Lorilee snorted. A bubble of snot escaped her left nostril. “Hell, no. She used to—but then she and me had ourselves a misunderstanding, and she didn't do that no more. Didn't keep no money in the house. Little bit she had, she put in a savings account.”

The misunderstanding was that Lorilee had robbed her too many times. Bell knew that without having to ask for particulars. She was just about to ask another question when Lorilee spoke again.

“And the thing is, she didn't really
have
no more. Even her savings account was down to nothing. That's what she said. And Granny never lied. See, she wanted to send me to another place. To get me some help. Talked about it all the damned time. But she couldn't. 'Cause she didn't have no more money. She'd heard about this new place out in California. Better, she said, than the lame-ass places 'round here that they're always sending me to.” Lorilee nodded, agreeing with herself, her movement as loose and wobbly as that of a bobblehead doll.

“So she needed money.”

“Yeah. Real bad. That's how come she was working double shifts out at that place. That place where she worked.”

“Thornapple Terrace.”

“Whatever. Said that as soon as she got the cash, she'd send me out there. To California. Had her heart set on it. Those places—shit, they cost a ton. Ten, twenty thousand. Just to get you started. More and more after that.”

Bell made a note on the pad in front of her. When she raised her head, Lorilee was looking at her expectantly.

“So,” Lorilee said. Big smile, revealing infrequent teeth. “We're friends now, right? I mean, I helped you. So maybe you can help me out a little bit? To honor my Granny? With maybe, like, reward money or something like that? For telling you whatever it was that you wrote down there just now?”

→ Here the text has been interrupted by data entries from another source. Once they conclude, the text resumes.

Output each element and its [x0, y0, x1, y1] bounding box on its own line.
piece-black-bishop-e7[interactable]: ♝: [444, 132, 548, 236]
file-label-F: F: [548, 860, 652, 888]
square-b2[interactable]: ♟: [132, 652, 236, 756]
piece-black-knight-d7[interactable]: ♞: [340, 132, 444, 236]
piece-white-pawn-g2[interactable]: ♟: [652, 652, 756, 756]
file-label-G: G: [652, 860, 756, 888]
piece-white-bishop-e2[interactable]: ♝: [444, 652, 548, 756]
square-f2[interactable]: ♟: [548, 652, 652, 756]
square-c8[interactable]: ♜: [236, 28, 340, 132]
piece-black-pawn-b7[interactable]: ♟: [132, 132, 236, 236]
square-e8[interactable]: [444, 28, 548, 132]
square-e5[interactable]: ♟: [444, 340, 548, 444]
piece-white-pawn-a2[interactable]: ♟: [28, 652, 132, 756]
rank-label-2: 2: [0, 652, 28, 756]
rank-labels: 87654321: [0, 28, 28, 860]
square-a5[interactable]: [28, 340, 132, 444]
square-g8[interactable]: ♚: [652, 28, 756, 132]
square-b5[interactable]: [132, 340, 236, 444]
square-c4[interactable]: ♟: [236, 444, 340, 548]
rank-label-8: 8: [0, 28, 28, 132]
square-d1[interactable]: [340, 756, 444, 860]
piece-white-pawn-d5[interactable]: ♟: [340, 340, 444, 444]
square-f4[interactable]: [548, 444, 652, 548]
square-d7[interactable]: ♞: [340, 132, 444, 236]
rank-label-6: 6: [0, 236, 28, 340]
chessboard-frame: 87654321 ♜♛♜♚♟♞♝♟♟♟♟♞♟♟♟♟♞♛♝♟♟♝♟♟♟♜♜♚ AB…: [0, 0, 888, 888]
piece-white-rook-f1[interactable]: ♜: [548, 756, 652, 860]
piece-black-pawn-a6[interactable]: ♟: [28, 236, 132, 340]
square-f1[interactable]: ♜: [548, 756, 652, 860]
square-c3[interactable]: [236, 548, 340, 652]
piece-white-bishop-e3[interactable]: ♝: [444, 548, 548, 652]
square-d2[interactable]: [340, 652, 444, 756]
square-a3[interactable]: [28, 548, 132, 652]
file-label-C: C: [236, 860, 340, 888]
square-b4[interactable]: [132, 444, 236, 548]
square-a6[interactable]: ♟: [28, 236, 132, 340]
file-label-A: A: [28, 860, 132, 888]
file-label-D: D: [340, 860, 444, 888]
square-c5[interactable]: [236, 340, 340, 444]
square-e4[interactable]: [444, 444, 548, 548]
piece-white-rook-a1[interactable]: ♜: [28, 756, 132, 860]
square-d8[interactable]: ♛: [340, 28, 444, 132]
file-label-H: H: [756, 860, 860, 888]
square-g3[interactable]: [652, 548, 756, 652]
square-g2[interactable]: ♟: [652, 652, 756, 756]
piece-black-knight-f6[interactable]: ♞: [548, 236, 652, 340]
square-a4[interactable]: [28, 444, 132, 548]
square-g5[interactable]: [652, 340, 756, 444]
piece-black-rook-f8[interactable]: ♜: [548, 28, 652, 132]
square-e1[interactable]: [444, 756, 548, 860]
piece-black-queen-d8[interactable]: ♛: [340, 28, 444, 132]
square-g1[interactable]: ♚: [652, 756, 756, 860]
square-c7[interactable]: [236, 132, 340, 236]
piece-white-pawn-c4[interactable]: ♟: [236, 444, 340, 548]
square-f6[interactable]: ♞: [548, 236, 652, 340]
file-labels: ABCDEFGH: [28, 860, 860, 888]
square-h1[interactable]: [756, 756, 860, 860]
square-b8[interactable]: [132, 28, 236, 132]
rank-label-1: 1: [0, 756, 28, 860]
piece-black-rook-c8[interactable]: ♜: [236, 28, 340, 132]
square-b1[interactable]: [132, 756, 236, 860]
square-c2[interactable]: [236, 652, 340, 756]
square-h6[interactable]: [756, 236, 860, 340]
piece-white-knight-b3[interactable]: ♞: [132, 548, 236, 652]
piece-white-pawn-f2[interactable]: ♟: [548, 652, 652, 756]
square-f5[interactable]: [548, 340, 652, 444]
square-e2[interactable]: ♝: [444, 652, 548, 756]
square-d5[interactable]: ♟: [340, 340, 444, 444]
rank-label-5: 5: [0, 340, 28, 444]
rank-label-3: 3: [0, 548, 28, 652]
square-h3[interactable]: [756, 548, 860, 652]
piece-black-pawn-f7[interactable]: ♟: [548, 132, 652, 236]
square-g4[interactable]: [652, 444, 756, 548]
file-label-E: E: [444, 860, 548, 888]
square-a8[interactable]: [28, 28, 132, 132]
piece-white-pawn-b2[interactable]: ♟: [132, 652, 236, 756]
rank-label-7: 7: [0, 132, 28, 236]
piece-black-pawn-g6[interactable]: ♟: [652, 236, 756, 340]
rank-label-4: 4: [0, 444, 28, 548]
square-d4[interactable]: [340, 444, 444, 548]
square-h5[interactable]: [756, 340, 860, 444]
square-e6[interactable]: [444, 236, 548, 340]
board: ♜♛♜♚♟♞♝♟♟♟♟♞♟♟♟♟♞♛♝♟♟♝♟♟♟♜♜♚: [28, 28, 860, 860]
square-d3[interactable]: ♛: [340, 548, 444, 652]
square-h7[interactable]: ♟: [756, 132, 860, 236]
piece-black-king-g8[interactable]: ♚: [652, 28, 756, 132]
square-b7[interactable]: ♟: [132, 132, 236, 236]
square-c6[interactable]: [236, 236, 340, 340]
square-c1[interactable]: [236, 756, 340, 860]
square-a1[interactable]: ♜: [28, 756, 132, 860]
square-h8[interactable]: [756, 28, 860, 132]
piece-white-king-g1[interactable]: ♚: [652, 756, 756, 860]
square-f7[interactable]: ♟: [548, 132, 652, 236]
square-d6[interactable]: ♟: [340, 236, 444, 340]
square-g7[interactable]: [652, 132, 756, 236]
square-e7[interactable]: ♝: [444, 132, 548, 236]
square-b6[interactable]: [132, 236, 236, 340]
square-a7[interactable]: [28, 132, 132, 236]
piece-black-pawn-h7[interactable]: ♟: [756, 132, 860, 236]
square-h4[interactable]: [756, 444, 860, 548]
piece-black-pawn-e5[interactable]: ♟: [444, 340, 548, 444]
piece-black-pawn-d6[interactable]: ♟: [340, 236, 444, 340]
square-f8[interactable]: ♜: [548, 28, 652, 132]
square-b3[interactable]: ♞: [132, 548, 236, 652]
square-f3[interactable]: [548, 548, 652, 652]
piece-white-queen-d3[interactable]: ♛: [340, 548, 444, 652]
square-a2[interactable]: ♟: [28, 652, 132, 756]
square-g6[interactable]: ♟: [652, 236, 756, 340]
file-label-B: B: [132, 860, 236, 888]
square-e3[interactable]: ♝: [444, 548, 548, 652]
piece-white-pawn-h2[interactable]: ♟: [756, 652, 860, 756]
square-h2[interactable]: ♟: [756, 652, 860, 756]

“I can have a deputy take you where you'd like go. It's cold outside. Hard day to walk anywhere. Best I can do.”

“Fuck you.” There was no passion in the curse. Passion required energy. Lorilee tried to stand, tumbled back in the chair. Her long bony legs reminded Bell of a colt's legs, stick-thin and unreliable. Lorilee tried again. This time, she made it up and stayed that way. “Fuck you. Fuck you, okay?”

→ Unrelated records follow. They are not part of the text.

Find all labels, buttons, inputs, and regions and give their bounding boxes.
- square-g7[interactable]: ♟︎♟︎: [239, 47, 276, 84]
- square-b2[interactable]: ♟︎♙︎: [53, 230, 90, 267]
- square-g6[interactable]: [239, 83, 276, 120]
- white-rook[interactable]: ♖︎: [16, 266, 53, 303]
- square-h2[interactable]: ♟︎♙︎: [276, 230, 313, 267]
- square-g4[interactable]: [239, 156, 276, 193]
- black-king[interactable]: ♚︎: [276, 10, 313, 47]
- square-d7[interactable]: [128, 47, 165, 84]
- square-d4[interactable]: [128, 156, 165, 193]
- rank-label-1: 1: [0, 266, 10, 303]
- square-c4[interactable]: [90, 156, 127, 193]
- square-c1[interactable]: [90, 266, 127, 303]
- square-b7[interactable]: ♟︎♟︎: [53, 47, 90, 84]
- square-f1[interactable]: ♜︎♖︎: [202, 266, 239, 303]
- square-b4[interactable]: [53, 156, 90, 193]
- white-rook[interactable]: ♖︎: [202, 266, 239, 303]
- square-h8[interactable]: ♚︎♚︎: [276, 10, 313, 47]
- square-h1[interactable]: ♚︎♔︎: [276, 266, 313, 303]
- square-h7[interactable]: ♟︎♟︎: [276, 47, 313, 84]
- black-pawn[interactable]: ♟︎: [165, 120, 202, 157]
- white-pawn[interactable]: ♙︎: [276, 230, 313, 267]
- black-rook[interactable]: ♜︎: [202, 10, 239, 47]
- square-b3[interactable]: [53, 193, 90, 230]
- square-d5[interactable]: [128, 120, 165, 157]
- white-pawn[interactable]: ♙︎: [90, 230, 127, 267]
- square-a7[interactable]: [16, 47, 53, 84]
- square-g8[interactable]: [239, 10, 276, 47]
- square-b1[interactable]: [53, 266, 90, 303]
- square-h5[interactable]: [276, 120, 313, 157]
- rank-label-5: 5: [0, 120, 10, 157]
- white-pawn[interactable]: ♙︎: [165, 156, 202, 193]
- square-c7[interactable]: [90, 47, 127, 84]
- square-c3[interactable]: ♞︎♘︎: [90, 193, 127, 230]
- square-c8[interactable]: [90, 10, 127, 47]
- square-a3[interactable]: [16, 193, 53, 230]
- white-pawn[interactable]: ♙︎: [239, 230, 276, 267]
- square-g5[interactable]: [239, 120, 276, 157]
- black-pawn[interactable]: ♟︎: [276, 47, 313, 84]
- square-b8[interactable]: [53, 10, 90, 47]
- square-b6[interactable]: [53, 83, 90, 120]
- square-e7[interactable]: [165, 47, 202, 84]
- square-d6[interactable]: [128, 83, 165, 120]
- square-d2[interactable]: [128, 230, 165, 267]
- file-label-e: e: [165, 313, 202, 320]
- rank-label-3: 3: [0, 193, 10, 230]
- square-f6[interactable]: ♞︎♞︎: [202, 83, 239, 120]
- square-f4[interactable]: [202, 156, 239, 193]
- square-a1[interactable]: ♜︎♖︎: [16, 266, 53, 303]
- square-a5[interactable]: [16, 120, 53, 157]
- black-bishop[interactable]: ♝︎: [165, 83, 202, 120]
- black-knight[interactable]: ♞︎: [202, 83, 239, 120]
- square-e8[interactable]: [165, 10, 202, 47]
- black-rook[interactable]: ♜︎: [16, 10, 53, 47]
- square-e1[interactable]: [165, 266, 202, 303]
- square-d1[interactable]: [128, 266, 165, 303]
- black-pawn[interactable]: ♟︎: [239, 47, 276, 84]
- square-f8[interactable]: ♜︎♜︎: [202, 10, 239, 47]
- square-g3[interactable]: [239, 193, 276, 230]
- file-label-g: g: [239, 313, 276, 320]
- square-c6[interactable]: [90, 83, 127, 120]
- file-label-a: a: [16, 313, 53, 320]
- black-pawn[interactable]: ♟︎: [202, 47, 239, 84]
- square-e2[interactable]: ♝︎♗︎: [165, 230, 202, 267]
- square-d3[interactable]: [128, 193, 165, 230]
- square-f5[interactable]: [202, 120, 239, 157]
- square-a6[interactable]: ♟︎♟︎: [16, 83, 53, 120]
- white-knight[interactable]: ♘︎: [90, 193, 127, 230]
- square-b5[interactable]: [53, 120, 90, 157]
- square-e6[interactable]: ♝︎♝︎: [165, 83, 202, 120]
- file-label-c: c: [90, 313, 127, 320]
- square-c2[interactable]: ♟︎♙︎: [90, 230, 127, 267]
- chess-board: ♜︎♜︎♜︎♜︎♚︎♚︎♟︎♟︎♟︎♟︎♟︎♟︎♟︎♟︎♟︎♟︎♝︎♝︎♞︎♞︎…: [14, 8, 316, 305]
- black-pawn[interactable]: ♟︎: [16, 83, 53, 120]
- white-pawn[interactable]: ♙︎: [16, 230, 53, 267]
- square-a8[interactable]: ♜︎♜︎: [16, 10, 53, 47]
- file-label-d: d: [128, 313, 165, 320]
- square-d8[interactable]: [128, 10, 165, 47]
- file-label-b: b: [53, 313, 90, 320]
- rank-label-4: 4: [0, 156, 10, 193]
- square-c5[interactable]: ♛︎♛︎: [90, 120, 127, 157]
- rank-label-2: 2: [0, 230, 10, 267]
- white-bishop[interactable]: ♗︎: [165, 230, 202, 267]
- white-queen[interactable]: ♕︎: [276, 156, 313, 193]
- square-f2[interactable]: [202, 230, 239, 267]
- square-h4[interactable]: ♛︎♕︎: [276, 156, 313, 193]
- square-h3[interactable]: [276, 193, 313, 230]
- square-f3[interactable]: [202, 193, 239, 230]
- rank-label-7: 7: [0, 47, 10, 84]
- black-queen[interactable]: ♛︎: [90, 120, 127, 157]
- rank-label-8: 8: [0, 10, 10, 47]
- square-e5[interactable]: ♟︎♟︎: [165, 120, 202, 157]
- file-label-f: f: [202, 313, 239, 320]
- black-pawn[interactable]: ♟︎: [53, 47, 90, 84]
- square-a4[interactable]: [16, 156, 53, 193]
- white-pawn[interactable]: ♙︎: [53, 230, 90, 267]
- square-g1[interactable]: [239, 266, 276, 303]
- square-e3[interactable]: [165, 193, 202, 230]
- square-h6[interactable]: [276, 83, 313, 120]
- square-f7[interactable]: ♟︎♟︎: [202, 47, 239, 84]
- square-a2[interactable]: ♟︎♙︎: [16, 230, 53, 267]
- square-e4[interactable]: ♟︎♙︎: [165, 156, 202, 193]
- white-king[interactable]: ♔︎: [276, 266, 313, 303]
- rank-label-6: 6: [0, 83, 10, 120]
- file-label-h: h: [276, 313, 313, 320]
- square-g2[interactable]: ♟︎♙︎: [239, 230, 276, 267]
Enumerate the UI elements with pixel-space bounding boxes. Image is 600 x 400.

“Little advice,” Bell said mildly. “You really need to brush up on your people skills.”

She watched the young woman scrabble for and finally hoist up her jacket from the floor and then stumble away. Bell's mind had already moved past the moment. She was pondering the new information about Marcy Coates: No, the old woman apparently did not have enough money to make her a target. But she had a good reason to
want
money, and lots of it.

*   *   *

Carla did something colossally dumb: She listened to her voice mail.